Розамунда склонила голову набок и постаралась рассмотреть выражение лица сестры.
– По-моему, сэр Роули увлекся тобой.
– Ты ошибаешься, Роза! – горячо затараторила Сильвия. – Мне очень приятно общаться с его сестрой. Чарити – сама доброта и любезность. Грех так говорить, но я рада, что старого викария больше нет. Он был злобным и мелочным человеком.
– Послушай, Сильвия, – пробормотала Розамунда, взяв сестру за руку. – Ты еще ни о ком не говорила с такой злостью!
Сильвия отвела глаза.
– Я до сих пор содрогаюсь, вспоминая благочестивое выражение на лице твоего мужа, когда он по воскресеньям собирался в церковь и всякий раз напоминал тебе, что ты не можешь пойти с ним.
Розамунда порывисто обняла сестру и закрыла глаза.
– По крайней мере, у меня была ты – мое утешение. Знаешь, дорогая, на самом деле мне нравились воскресенья, когда, мы с тобой оставались вдвоем. Мы могли заниматься, чем хотим или гулять, не опасаясь наткнуться на соседей, которые тоже были на проповеди.

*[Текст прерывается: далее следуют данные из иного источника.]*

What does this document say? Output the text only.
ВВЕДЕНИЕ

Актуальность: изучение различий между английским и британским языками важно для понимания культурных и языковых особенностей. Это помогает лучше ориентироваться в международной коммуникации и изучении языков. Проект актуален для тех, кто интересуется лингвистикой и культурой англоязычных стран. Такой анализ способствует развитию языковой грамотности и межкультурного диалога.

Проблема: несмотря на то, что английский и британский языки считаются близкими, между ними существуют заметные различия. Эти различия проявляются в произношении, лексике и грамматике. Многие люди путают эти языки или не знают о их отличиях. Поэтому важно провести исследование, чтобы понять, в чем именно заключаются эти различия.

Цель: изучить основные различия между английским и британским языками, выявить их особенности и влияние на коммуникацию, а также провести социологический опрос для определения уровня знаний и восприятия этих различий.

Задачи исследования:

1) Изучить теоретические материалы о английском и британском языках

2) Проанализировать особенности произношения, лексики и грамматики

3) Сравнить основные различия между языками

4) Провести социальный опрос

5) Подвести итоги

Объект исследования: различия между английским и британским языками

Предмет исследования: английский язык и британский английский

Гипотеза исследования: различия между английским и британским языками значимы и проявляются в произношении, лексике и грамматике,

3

Сильвия высвободилась и отошла к окну.
– Роза, – тихо спросила она, – ты ведь присоединишься к нашей компании, не правда ли?
Розамунда заколебалась. Судя по тону сестры, это было для нее очень важно. Без сомнения, здесь замешан сэр Роули. Что ж, она готова была переплыть семь морей, если это принесет счастье ее милой Сильвии. Да и чем ей еще заняться? Шить? Одному Господу известно, как ей надоело это рукоделие!
– Конечно, – ответила она.
Часом позже вдовствующая герцогиня, суетясь словно наседка над цыплятами, доставила группу избранных в порт, пока остальные гости не успели прослышать о ее замечательном плане.
Они подъехали к бухте в открытом экипаже, и Розамунда получила возможность полюбоваться красивым, но, увы, полуразрушенным строением на горе Святого Михаила. Шпиль древнего бенедиктинского монастыря смело пронзал низкие облака, вероятно, желая, во что бы то ни стало воссоединиться с небесным покровителем обители.
Судя по направлению ветра, день обещал быть вполне подходящим для прогулки. По небу с запада плыли небольшие облака. Утренняя дымка окутывала живописные домики, стоящие на берегу. Морские водоросли неопрятными кучами лежали на пляже и гальке у подножия горы, обнажавшейся только во время отлива. Было довольно прохладно, и Розамунда, захватившая только тонкую шаль, продрогла.
У нее перехватило дыхание, когда она увидела Люка Сент-Обина, стоящего высоко на мачте великолепной одномачтовой парусной яхты, на фоне которой снующие вокруг рыболовные суденышки казались смешными карликами. Самого же герцога от палубы, отделяло не менее шестидесяти футов.
Этот закаленный ветрами человек был командиром до мозга костей, хотя выглядел неофициально: коротко закатанные рукава, взлохмаченные ветром темные волосы.
Заметив на корме выполненную золотыми буквами надпись «Сердце Каро», Розамунда задалась вопросом: кто эта женщина, завладевшая душой герцога. Или, наоборот, он пленил ее? Розамунде страстно захотелось узнать, кого же столь сильно любил герцог, или любит до сих пор, поскольку так назвал свой корабль. Накануне она подслушала в саду, разговор двух замужних дам, сплетничавших о лорде Огонь-и-Лед и о разбитых сердцах, которые он оставил в городе. Причем одна из этих дам, самая красивая, была очень печальна.
Прелестная сестра герцога – Мэдлин – остановилась рядом с Розамундой у лакированных дубовых перил, а остальные столпились вокруг корзин для пикника, которые захватили с собой, – герцогиня спозаранку начала торопить гостей и не дала им толком позавтракать.